Procedures are in place to help prevent it from arriving on a plane. That doomsday scenario where an infected passenger coughs on a plane and transmits the virus to everyone on board? Not possible. For one thing, “It is highly unlikely that someone suffering such symptoms would feel well enough to travel,” the International Air Travel Association said in a statement—and Ebola is typically contagious only when patients are exhibiting signs of the illness. “People who have Ebola are not walking around on the street,” said Amesh Adalja, a member of the public health committee of the Infectious Disease Society of America. “They are very, very sick and pretty much confined to a hospital and to a bed.”
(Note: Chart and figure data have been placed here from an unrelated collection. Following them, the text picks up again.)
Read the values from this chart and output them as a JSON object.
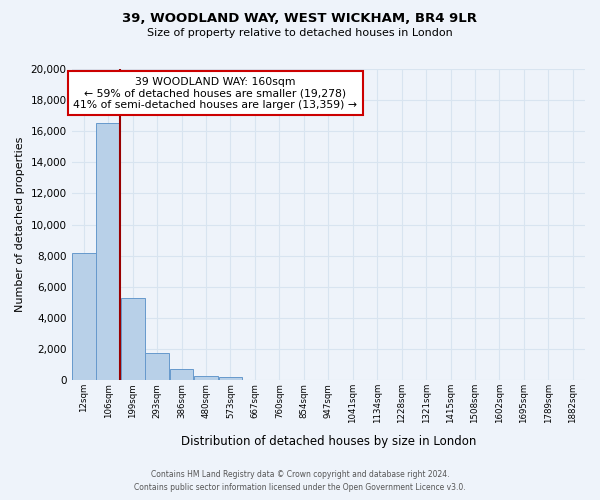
{
  "title": "39, WOODLAND WAY, WEST WICKHAM, BR4 9LR",
  "subtitle": "Size of property relative to detached houses in London",
  "xlabel": "Distribution of detached houses by size in London",
  "ylabel": "Number of detached properties",
  "bin_labels": [
    "12sqm",
    "106sqm",
    "199sqm",
    "293sqm",
    "386sqm",
    "480sqm",
    "573sqm",
    "667sqm",
    "760sqm",
    "854sqm",
    "947sqm",
    "1041sqm",
    "1134sqm",
    "1228sqm",
    "1321sqm",
    "1415sqm",
    "1508sqm",
    "1602sqm",
    "1695sqm",
    "1789sqm",
    "1882sqm"
  ],
  "bar_values": [
    8200,
    16500,
    5300,
    1750,
    750,
    250,
    200,
    0,
    0,
    0,
    0,
    0,
    0,
    0,
    0,
    0,
    0,
    0,
    0,
    0,
    0
  ],
  "bar_color": "#b8d0e8",
  "bar_edge_color": "#6699cc",
  "background_color": "#eef3fa",
  "grid_color": "#d8e4f0",
  "property_line_color": "#990000",
  "property_line_bin": 1,
  "annotation_line1": "39 WOODLAND WAY: 160sqm",
  "annotation_line2": "← 59% of detached houses are smaller (19,278)",
  "annotation_line3": "41% of semi-detached houses are larger (13,359) →",
  "annotation_box_color": "#ffffff",
  "annotation_box_edge": "#cc0000",
  "ylim": [
    0,
    20000
  ],
  "yticks": [
    0,
    2000,
    4000,
    6000,
    8000,
    10000,
    12000,
    14000,
    16000,
    18000,
    20000
  ],
  "footer_line1": "Contains HM Land Registry data © Crown copyright and database right 2024.",
  "footer_line2": "Contains public sector information licensed under the Open Government Licence v3.0."
}
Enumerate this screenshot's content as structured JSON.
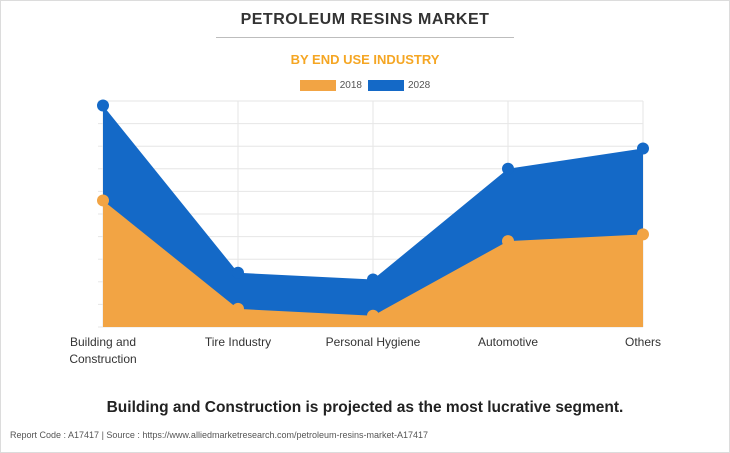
{
  "title": "PETROLEUM RESINS MARKET",
  "subtitle": "BY END USE INDUSTRY",
  "caption": "Building and Construction is projected as the most lucrative segment.",
  "footer": "Report Code : A17417  |  Source : https://www.alliedmarketresearch.com/petroleum-resins-market-A17417",
  "colors": {
    "subtitle": "#f5a623",
    "series_2018": "#f2a444",
    "series_2028": "#1469c7",
    "grid": "#e6e6e6"
  },
  "chart_data": {
    "type": "area",
    "categories": [
      [
        "Building and",
        "Construction"
      ],
      [
        "Tire Industry"
      ],
      [
        "Personal Hygiene"
      ],
      [
        "Automotive"
      ],
      [
        "Others"
      ]
    ],
    "ylim": [
      0,
      100
    ],
    "grid": true,
    "legend_position": "top-center",
    "series": [
      {
        "name": "2018",
        "values": [
          56,
          8,
          5,
          38,
          41
        ]
      },
      {
        "name": "2028",
        "values": [
          98,
          24,
          21,
          70,
          79
        ]
      }
    ]
  }
}
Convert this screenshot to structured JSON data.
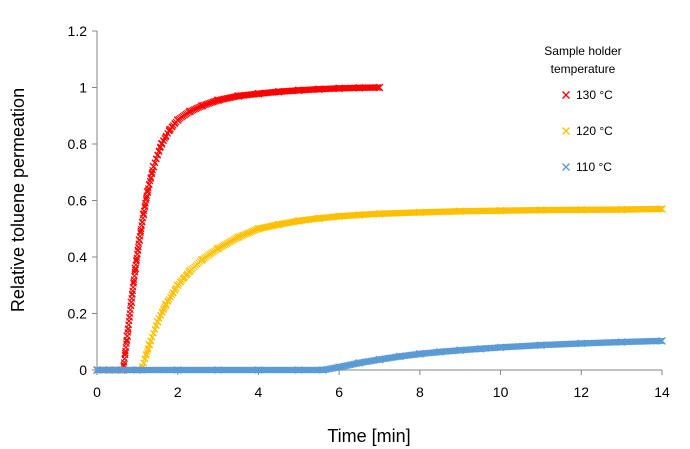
{
  "chart_data": {
    "type": "scatter",
    "title": "",
    "xlabel": "Time [min]",
    "ylabel": "Relative toluene permeation",
    "xlim": [
      0,
      14
    ],
    "ylim": [
      0,
      1.2
    ],
    "xticks": [
      0,
      2,
      4,
      6,
      8,
      10,
      12,
      14
    ],
    "yticks": [
      0,
      0.2,
      0.4,
      0.6,
      0.8,
      1,
      1.2
    ],
    "grid": false,
    "legend": {
      "title_line1": "Sample holder",
      "title_line2": "temperature",
      "position": "top-right"
    },
    "series": [
      {
        "name": "130 °C",
        "color": "#ff0000",
        "marker": "x",
        "onset_min": 0.65,
        "x": [
          0.0,
          0.3,
          0.6,
          0.65,
          0.75,
          0.85,
          0.95,
          1.05,
          1.15,
          1.25,
          1.4,
          1.6,
          1.8,
          2.0,
          2.3,
          2.6,
          3.0,
          3.5,
          4.0,
          4.5,
          5.0,
          5.5,
          6.0,
          6.5,
          7.0
        ],
        "y": [
          0.0,
          0.0,
          0.0,
          0.0,
          0.12,
          0.24,
          0.36,
          0.46,
          0.55,
          0.63,
          0.72,
          0.8,
          0.85,
          0.885,
          0.915,
          0.935,
          0.955,
          0.97,
          0.978,
          0.985,
          0.99,
          0.994,
          0.997,
          0.999,
          1.0
        ]
      },
      {
        "name": "120 °C",
        "color": "#ffc000",
        "marker": "x",
        "onset_min": 1.1,
        "x": [
          0.0,
          0.5,
          1.0,
          1.1,
          1.3,
          1.5,
          1.7,
          2.0,
          2.3,
          2.6,
          3.0,
          3.5,
          4.0,
          4.5,
          5.0,
          5.5,
          6.0,
          6.5,
          7.0,
          8.0,
          9.0,
          10.0,
          11.0,
          12.0,
          13.0,
          14.0
        ],
        "y": [
          0.0,
          0.0,
          0.0,
          0.0,
          0.09,
          0.17,
          0.23,
          0.3,
          0.35,
          0.39,
          0.43,
          0.47,
          0.5,
          0.515,
          0.528,
          0.537,
          0.544,
          0.549,
          0.553,
          0.558,
          0.562,
          0.564,
          0.566,
          0.567,
          0.568,
          0.57
        ]
      },
      {
        "name": "110 °C",
        "color": "#5b9bd5",
        "marker": "x",
        "onset_min": 5.6,
        "x": [
          0.0,
          1.0,
          2.0,
          3.0,
          4.0,
          5.0,
          5.6,
          6.0,
          6.5,
          7.0,
          7.5,
          8.0,
          8.5,
          9.0,
          9.5,
          10.0,
          11.0,
          12.0,
          13.0,
          14.0
        ],
        "y": [
          0.0,
          0.0,
          0.0,
          0.0,
          0.0,
          0.0,
          0.0,
          0.01,
          0.025,
          0.037,
          0.048,
          0.057,
          0.064,
          0.07,
          0.075,
          0.08,
          0.088,
          0.094,
          0.099,
          0.103
        ]
      }
    ]
  }
}
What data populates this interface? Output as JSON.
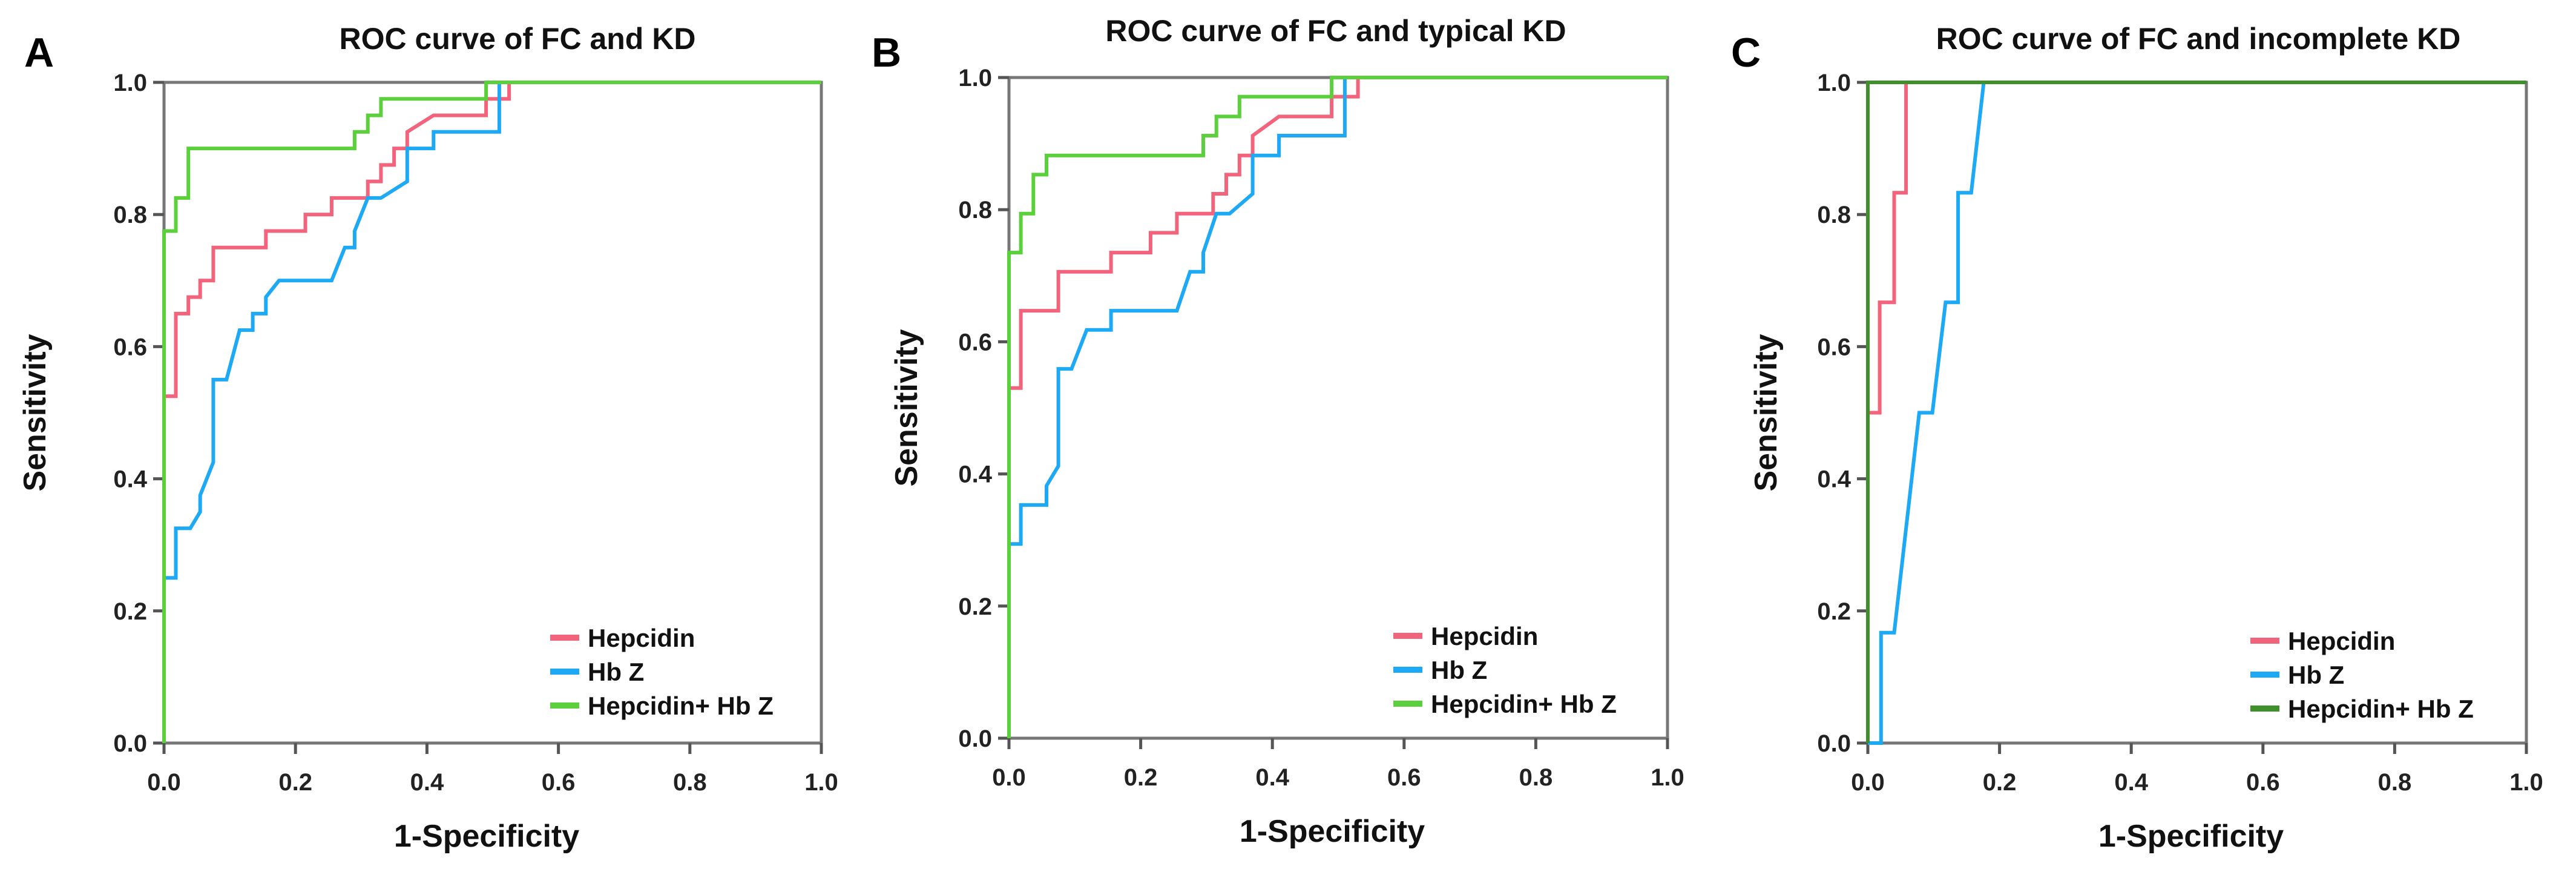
{
  "chart_data": [
    {
      "type": "line",
      "panel_letter": "A",
      "title": "ROC curve of FC and KD",
      "xlabel": "1-Specificity",
      "ylabel": "Sensitivity",
      "xlim": [
        0,
        1
      ],
      "ylim": [
        0,
        1
      ],
      "xticks": [
        "0.0",
        "0.2",
        "0.4",
        "0.6",
        "0.8",
        "1.0"
      ],
      "yticks": [
        "0.0",
        "0.2",
        "0.4",
        "0.6",
        "0.8",
        "1.0"
      ],
      "grid": false,
      "legend_position": "bottom-right",
      "series": [
        {
          "name": "Hepcidin",
          "color": "#f2637c",
          "points": [
            [
              0,
              0
            ],
            [
              0,
              0.525
            ],
            [
              0.018,
              0.525
            ],
            [
              0.018,
              0.65
            ],
            [
              0.037,
              0.65
            ],
            [
              0.037,
              0.675
            ],
            [
              0.055,
              0.675
            ],
            [
              0.055,
              0.7
            ],
            [
              0.075,
              0.7
            ],
            [
              0.075,
              0.75
            ],
            [
              0.155,
              0.75
            ],
            [
              0.155,
              0.775
            ],
            [
              0.215,
              0.775
            ],
            [
              0.215,
              0.8
            ],
            [
              0.255,
              0.8
            ],
            [
              0.255,
              0.825
            ],
            [
              0.31,
              0.825
            ],
            [
              0.31,
              0.85
            ],
            [
              0.33,
              0.85
            ],
            [
              0.33,
              0.875
            ],
            [
              0.35,
              0.875
            ],
            [
              0.35,
              0.9
            ],
            [
              0.37,
              0.9
            ],
            [
              0.37,
              0.925
            ],
            [
              0.41,
              0.95
            ],
            [
              0.49,
              0.95
            ],
            [
              0.49,
              0.975
            ],
            [
              0.525,
              0.975
            ],
            [
              0.525,
              1
            ],
            [
              1,
              1
            ]
          ]
        },
        {
          "name": "Hb Z",
          "color": "#1ea9f5",
          "points": [
            [
              0,
              0
            ],
            [
              0,
              0.25
            ],
            [
              0.018,
              0.25
            ],
            [
              0.018,
              0.325
            ],
            [
              0.04,
              0.325
            ],
            [
              0.055,
              0.35
            ],
            [
              0.055,
              0.375
            ],
            [
              0.075,
              0.425
            ],
            [
              0.075,
              0.55
            ],
            [
              0.095,
              0.55
            ],
            [
              0.115,
              0.625
            ],
            [
              0.135,
              0.625
            ],
            [
              0.135,
              0.65
            ],
            [
              0.155,
              0.65
            ],
            [
              0.155,
              0.675
            ],
            [
              0.175,
              0.7
            ],
            [
              0.255,
              0.7
            ],
            [
              0.275,
              0.75
            ],
            [
              0.29,
              0.75
            ],
            [
              0.29,
              0.775
            ],
            [
              0.31,
              0.825
            ],
            [
              0.33,
              0.825
            ],
            [
              0.37,
              0.85
            ],
            [
              0.37,
              0.9
            ],
            [
              0.41,
              0.9
            ],
            [
              0.41,
              0.925
            ],
            [
              0.51,
              0.925
            ],
            [
              0.51,
              1
            ],
            [
              1,
              1
            ]
          ]
        },
        {
          "name": "Hepcidin+ Hb Z",
          "color": "#5ccf3c",
          "points": [
            [
              0,
              0
            ],
            [
              0,
              0.775
            ],
            [
              0.018,
              0.775
            ],
            [
              0.018,
              0.825
            ],
            [
              0.037,
              0.825
            ],
            [
              0.037,
              0.9
            ],
            [
              0.29,
              0.9
            ],
            [
              0.29,
              0.925
            ],
            [
              0.31,
              0.925
            ],
            [
              0.31,
              0.95
            ],
            [
              0.33,
              0.95
            ],
            [
              0.33,
              0.975
            ],
            [
              0.49,
              0.975
            ],
            [
              0.49,
              1
            ],
            [
              1,
              1
            ]
          ]
        }
      ]
    },
    {
      "type": "line",
      "panel_letter": "B",
      "title": "ROC curve of FC and typical KD",
      "xlabel": "1-Specificity",
      "ylabel": "Sensitivity",
      "xlim": [
        0,
        1
      ],
      "ylim": [
        0,
        1
      ],
      "xticks": [
        "0.0",
        "0.2",
        "0.4",
        "0.6",
        "0.8",
        "1.0"
      ],
      "yticks": [
        "0.0",
        "0.2",
        "0.4",
        "0.6",
        "0.8",
        "1.0"
      ],
      "grid": false,
      "legend_position": "bottom-right",
      "series": [
        {
          "name": "Hepcidin",
          "color": "#f2637c",
          "points": [
            [
              0,
              0
            ],
            [
              0,
              0.53
            ],
            [
              0.018,
              0.53
            ],
            [
              0.018,
              0.647
            ],
            [
              0.075,
              0.647
            ],
            [
              0.075,
              0.706
            ],
            [
              0.155,
              0.706
            ],
            [
              0.155,
              0.735
            ],
            [
              0.215,
              0.735
            ],
            [
              0.215,
              0.765
            ],
            [
              0.255,
              0.765
            ],
            [
              0.255,
              0.794
            ],
            [
              0.31,
              0.794
            ],
            [
              0.31,
              0.824
            ],
            [
              0.33,
              0.824
            ],
            [
              0.33,
              0.853
            ],
            [
              0.35,
              0.853
            ],
            [
              0.35,
              0.882
            ],
            [
              0.37,
              0.882
            ],
            [
              0.37,
              0.912
            ],
            [
              0.41,
              0.941
            ],
            [
              0.49,
              0.941
            ],
            [
              0.49,
              0.971
            ],
            [
              0.53,
              0.971
            ],
            [
              0.53,
              1
            ],
            [
              1,
              1
            ]
          ]
        },
        {
          "name": "Hb Z",
          "color": "#1ea9f5",
          "points": [
            [
              0,
              0
            ],
            [
              0,
              0.294
            ],
            [
              0.018,
              0.294
            ],
            [
              0.018,
              0.353
            ],
            [
              0.057,
              0.353
            ],
            [
              0.057,
              0.382
            ],
            [
              0.075,
              0.412
            ],
            [
              0.075,
              0.559
            ],
            [
              0.095,
              0.559
            ],
            [
              0.118,
              0.618
            ],
            [
              0.155,
              0.618
            ],
            [
              0.155,
              0.647
            ],
            [
              0.255,
              0.647
            ],
            [
              0.275,
              0.706
            ],
            [
              0.295,
              0.706
            ],
            [
              0.295,
              0.735
            ],
            [
              0.315,
              0.794
            ],
            [
              0.335,
              0.794
            ],
            [
              0.37,
              0.824
            ],
            [
              0.37,
              0.882
            ],
            [
              0.41,
              0.882
            ],
            [
              0.41,
              0.912
            ],
            [
              0.51,
              0.912
            ],
            [
              0.51,
              1
            ],
            [
              1,
              1
            ]
          ]
        },
        {
          "name": "Hepcidin+ Hb Z",
          "color": "#5ccf3c",
          "points": [
            [
              0,
              0
            ],
            [
              0,
              0.735
            ],
            [
              0.018,
              0.735
            ],
            [
              0.018,
              0.794
            ],
            [
              0.037,
              0.794
            ],
            [
              0.037,
              0.853
            ],
            [
              0.057,
              0.853
            ],
            [
              0.057,
              0.882
            ],
            [
              0.295,
              0.882
            ],
            [
              0.295,
              0.912
            ],
            [
              0.315,
              0.912
            ],
            [
              0.315,
              0.941
            ],
            [
              0.35,
              0.941
            ],
            [
              0.35,
              0.971
            ],
            [
              0.49,
              0.971
            ],
            [
              0.49,
              1
            ],
            [
              1,
              1
            ]
          ]
        }
      ]
    },
    {
      "type": "line",
      "panel_letter": "C",
      "title": "ROC curve of FC and incomplete KD",
      "xlabel": "1-Specificity",
      "ylabel": "Sensitivity",
      "xlim": [
        0,
        1
      ],
      "ylim": [
        0,
        1
      ],
      "xticks": [
        "0.0",
        "0.2",
        "0.4",
        "0.6",
        "0.8",
        "1.0"
      ],
      "yticks": [
        "0.0",
        "0.2",
        "0.4",
        "0.6",
        "0.8",
        "1.0"
      ],
      "grid": false,
      "legend_position": "bottom-right",
      "series": [
        {
          "name": "Hepcidin",
          "color": "#f2637c",
          "points": [
            [
              0,
              0
            ],
            [
              0,
              0.5
            ],
            [
              0.018,
              0.5
            ],
            [
              0.018,
              0.667
            ],
            [
              0.04,
              0.667
            ],
            [
              0.04,
              0.833
            ],
            [
              0.058,
              0.833
            ],
            [
              0.058,
              1
            ],
            [
              1,
              1
            ]
          ]
        },
        {
          "name": "Hb Z",
          "color": "#1ea9f5",
          "points": [
            [
              0,
              0
            ],
            [
              0.02,
              0
            ],
            [
              0.02,
              0.167
            ],
            [
              0.04,
              0.167
            ],
            [
              0.078,
              0.5
            ],
            [
              0.098,
              0.5
            ],
            [
              0.118,
              0.667
            ],
            [
              0.137,
              0.667
            ],
            [
              0.137,
              0.833
            ],
            [
              0.157,
              0.833
            ],
            [
              0.176,
              1
            ],
            [
              1,
              1
            ]
          ]
        },
        {
          "name": "Hepcidin+ Hb Z",
          "color": "#3f8f2a",
          "points": [
            [
              0,
              0
            ],
            [
              0,
              1
            ],
            [
              1,
              1
            ]
          ]
        }
      ]
    }
  ]
}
In the rare event that it does occur, the virus is not airborne—meaning that unless you are sitting right next to an infected passenger, you would not be at risk. CNN also reports that “when flight crew members encounter a passenger with symptoms that they suspect could be Ebola, they keep the sick person away from other passengers. They’ve been instructed to wear disposable gloves and to provide the sickened person with a surgical mask to prevent fluids from spreading.”
Researchers are working on promising treatments. Currently there is no vaccine or effective treatment for Ebola, although several are being tested. The two American patients are receiving an experimental treatment known as ZMapp, which was rushed to Emory University Hospital and has not yet been tested in human patients or undergone a formal FDA approval process. Still, experts are cautiously optimistic about the drug. “We’re still trying to figure out exactly how it works,” immunology professor Erica Ollmann Saphire, Ph.D., told WebMD. “But it seems to neutralize the virus.” Clinical trials in humans are expected to begin next year.